Crise na habitação: Causas, mitos e possíveis soluções

Cidades para viver ou para vender? A crise da habitação em Portugal expõe contradições profundas entre o direito à casa e a lógica do mercado.

A crise da habitação em Portugal é hoje um dos temas mais quentes do debate público. Com rendas incomportáveis para a maioria, jovens sem possibilidade de sair de casa dos pais, e um mercado onde quem compra não são os residentes mas sim investidores, fundos ou turistas, muitos começam a perguntar: ainda é possível viver nas nossas cidades?

A resposta é complexa, mas o problema é claro: o direito à habitação está hoje subjugado à lógica do mercado e da especulação.

Causas da crise em Portugal

O mito da imigração como causa da crise

Muitos discursos públicos, nomeadamente de cariz populista, têm tentado associar o aumento dos preços da habitação ao crescimento da imigração em Portugal. No entanto, essa relação é profundamente simplista e não resiste à análise.

A população estrangeira residente tem crescido de forma significativa, devendo ultrapassar os 1,6 milhões até ao final deste ano. Se é verdade que alguns imigrantes — como muitos cidadãos britânicos — têm maior poder de compra, também é certo que a maioria ocupa nichos de mercado habitacional abandonados ou degradados, frequentemente em condições indignas e localizados em zonas periféricas.

A verdadeira causa da crise da habitação não está no número de imigrantes, mas na ausência de políticas públicas eficazes, no enorme défice de construção de habitação acessível, na especulação imobiliária, e na falta de regulação eficaz do arrendamento e do alojamento local.

Culpar a imigração pela crise é uma distração conveniente que encobre os verdadeiros interesses económicos e decisões políticas que estão na origem do problema.

Embora muito se fale da imigração como causa do boom habitacional, essa é apenas uma parte mínima do problema. A raiz da crise em Portugal está noutros fatores mais profundos e estruturais:

  • Oferta insuficiente: a construção nova não acompanha a procura, especialmente nas cidades mais pressionadas. Os solos urbanos são escassos e mal geridos.
  • Especulação imobiliária: muitos imóveis são comprados por investidores ou fundos para arrendamento de curta duração ou simples valorização futura.
  • Turismo e alojamento local: Lisboa passou de 13 para 55 milhões de dormidas anuais em menos de duas décadas. Muitas casas deixaram de estar acessíveis às populações locais.
  • Políticas públicas insuficientes: Portugal tem um dos parques habitacionais públicos mais reduzidos da Europa. As autarquias venderam terrenos e não os usaram para construir habitação acessível.
  • Crédito e fiscalidade: durante anos, o crédito barato e a falta de regulação incentivaram a compra para lucro e não para residência.

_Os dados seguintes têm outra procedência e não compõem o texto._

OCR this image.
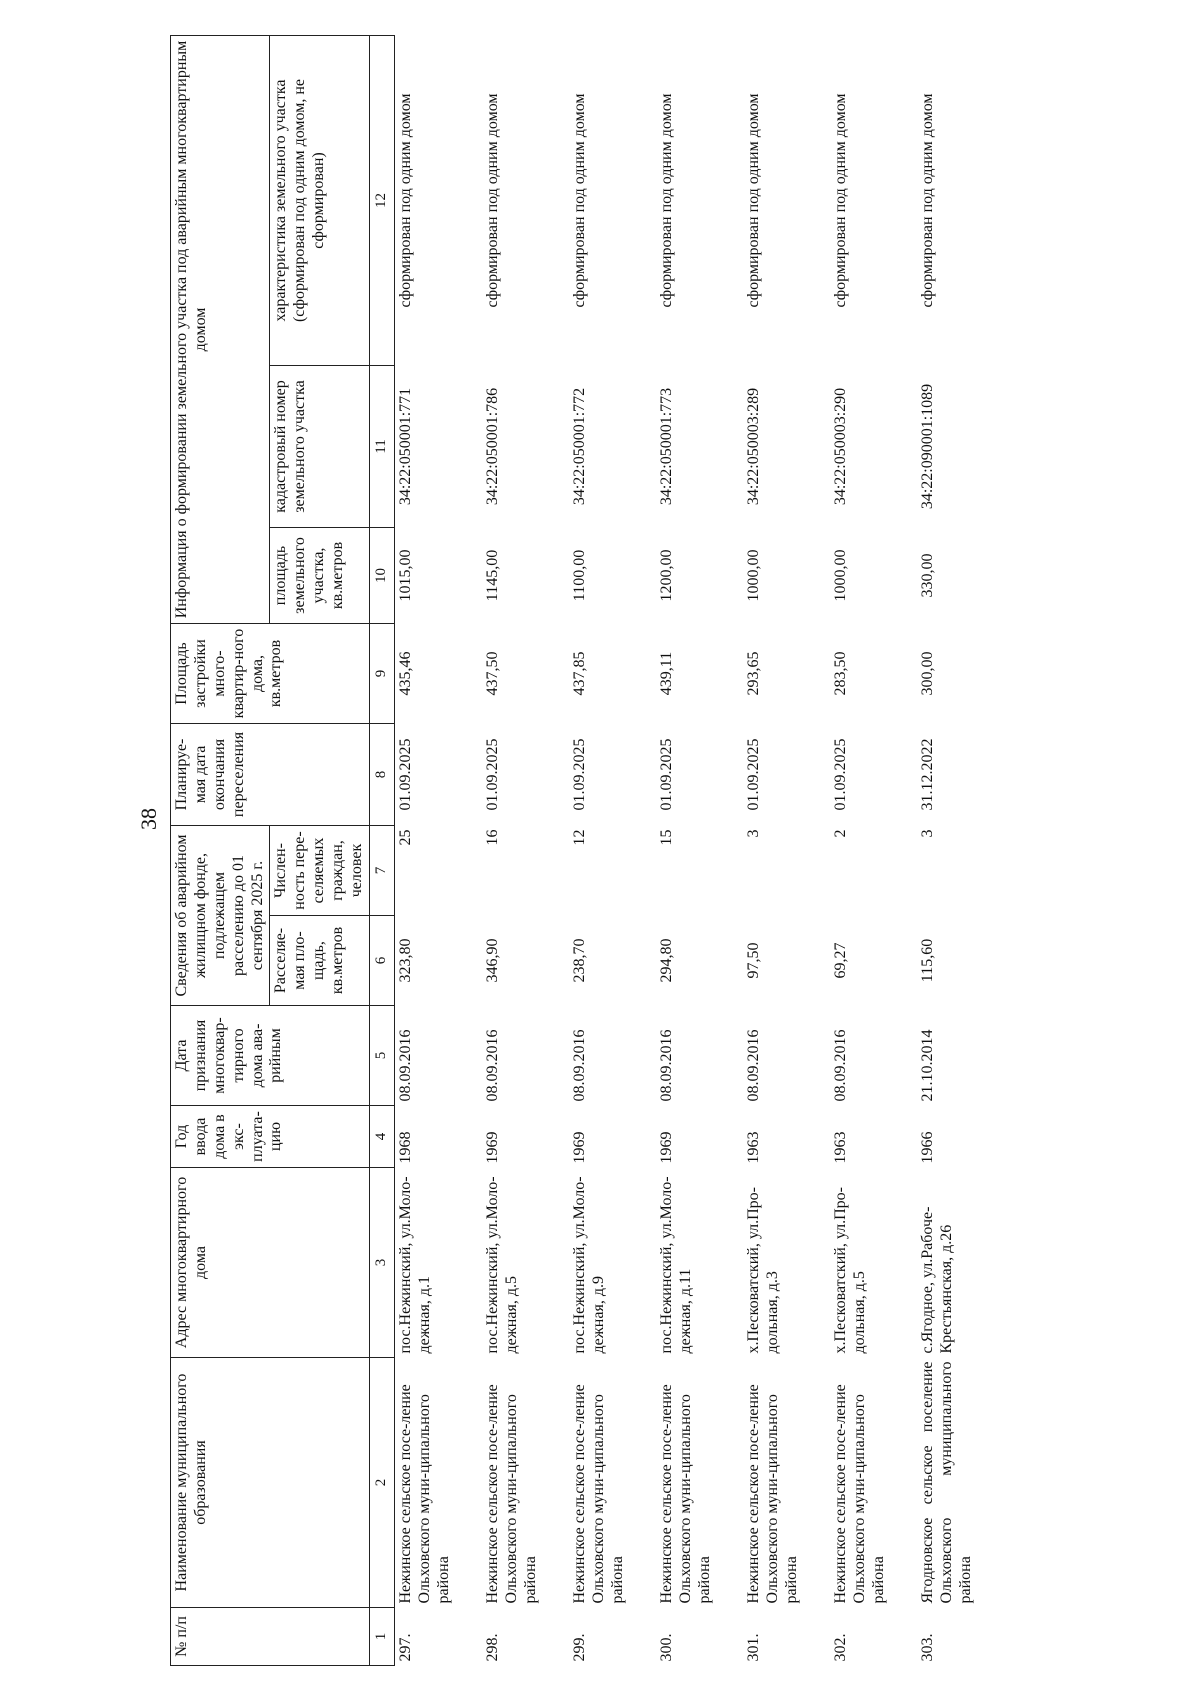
38
№ п/п	Наименование муниципального образования	Адрес многоквартирного дома	Год ввода дома в экс-плуата-цию	Дата признания многоквар-тирного дома ава-рийным	Сведения об аварийном жилищном фонде, подлежащем расселению до 01 сентября 2025 г.		Планируе-мая дата окончания переселения	Площадь застройки много-квартир-ного дома, кв.метров	Информация о формировании земельного участка под аварийным многоквартирным домом		
					Расселяе-мая пло-щадь, кв.метров	Числен-ность пере-селяемых граждан, человек			площадь земельного участка, кв.метров	кадастровый номер земельного участка	характеристика земельного участка (сформирован под одним домом, не сформирован)
1	2	3	4	5	6	7	8	9	10	11	12
297.	Нежинское сельское посе-ление Ольховского муни-ципального района	пос.Нежинский, ул.Моло-дежная, д.1	1968	08.09.2016	323,80	25	01.09.2025	435,46	1015,00	34:22:050001:771	сформирован под одним домом
298.	Нежинское сельское посе-ление Ольховского муни-ципального района	пос.Нежинский, ул.Моло-дежная, д.5	1969	08.09.2016	346,90	16	01.09.2025	437,50	1145,00	34:22:050001:786	сформирован под одним домом
299.	Нежинское сельское посе-ление Ольховского муни-ципального района	пос.Нежинский, ул.Моло-дежная, д.9	1969	08.09.2016	238,70	12	01.09.2025	437,85	1100,00	34:22:050001:772	сформирован под одним домом
300.	Нежинское сельское посе-ление Ольховского муни-ципального района	пос.Нежинский, ул.Моло-дежная, д.11	1969	08.09.2016	294,80	15	01.09.2025	439,11	1200,00	34:22:050001:773	сформирован под одним домом
301.	Нежинское сельское посе-ление Ольховского муни-ципального района	х.Песковатский, ул.Про-дольная, д.3	1963	08.09.2016	97,50	3	01.09.2025	293,65	1000,00	34:22:050003:289	сформирован под одним домом
302.	Нежинское сельское посе-ление Ольховского муни-ципального района	х.Песковатский, ул.Про-дольная, д.5	1963	08.09.2016	69,27	2	01.09.2025	283,50	1000,00	34:22:050003:290	сформирован под одним домом
303.	Ягодновское сельское поселение Ольховского муниципального района	с.Ягодное, ул.Рабоче-Крестьянская, д.26	1966	21.10.2014	115,60	3	31.12.2022	300,00	330,00	34:22:090001:1089	сформирован под одним домом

A crise que bate recordes: dados de 2025

Segundo dados divulgados pelo INE e noticiados pelo jornal Público, os preços das casas em Portugal subiram mais de 16% nos primeiros cinco meses do ano — o maior aumento desde que há registos.

Este aumento coincide com a entrada em vigor da garantia pública para jovens na compra da primeira casa, uma medida lançada pelo Governo que veio fomentar a procura. Mas este fenómeno não pode ser dissociado das causas estruturais já identificadas: oferta insuficiente, pressão turística, especulação internacional, falhas regulatórias e ausência de habitação pública em escala.

Um problema global, com soluções locais

A crise não é exclusiva de Portugal. Berlim, Barcelona, Paris, Toronto ou Auckland vivem problemas semelhantes. Mas lá fora, muitos países começaram a agir.

Exemplos a seguir:

Medidas que Portugal pode adotar

  1. Limitar investimento estrangeiro especulativo: com impostos adicionais ou restrições à compra em zonas de pressão urbana.
  2. Controlar o alojamento local: limitar o número de licenças, criar zonas de exclusão, fiscalizar o cumprimento da lei.
  3. Reabilitar e penalizar casas devolutas: aplicar efetivamente os impostos previstos na lei e reforçar o levantamento de imóveis vazios.
  4. Investir em habitação pública e cooperativa: aumentar drasticamente o parque de habitação acessível, com novas construções e parcerias público-comunitárias.
  5. Reformar o urbanismo e o ordenamento do território: com quotas obrigatórias de habitação acessível em cada novo empreendimento.

Conclusão

A crise da habitação é o resultado de décadas de ausência de estratégia, de uma economia centrada no turismo e de uma visão que tratou a casa como mercadoria e não como direito.

Mas há alternativas. O que falta é coragem política, planificação e vontade de colocar o bem comum à frente do lucro.

Portugal tem de decidir: cidades para viver ou para vender?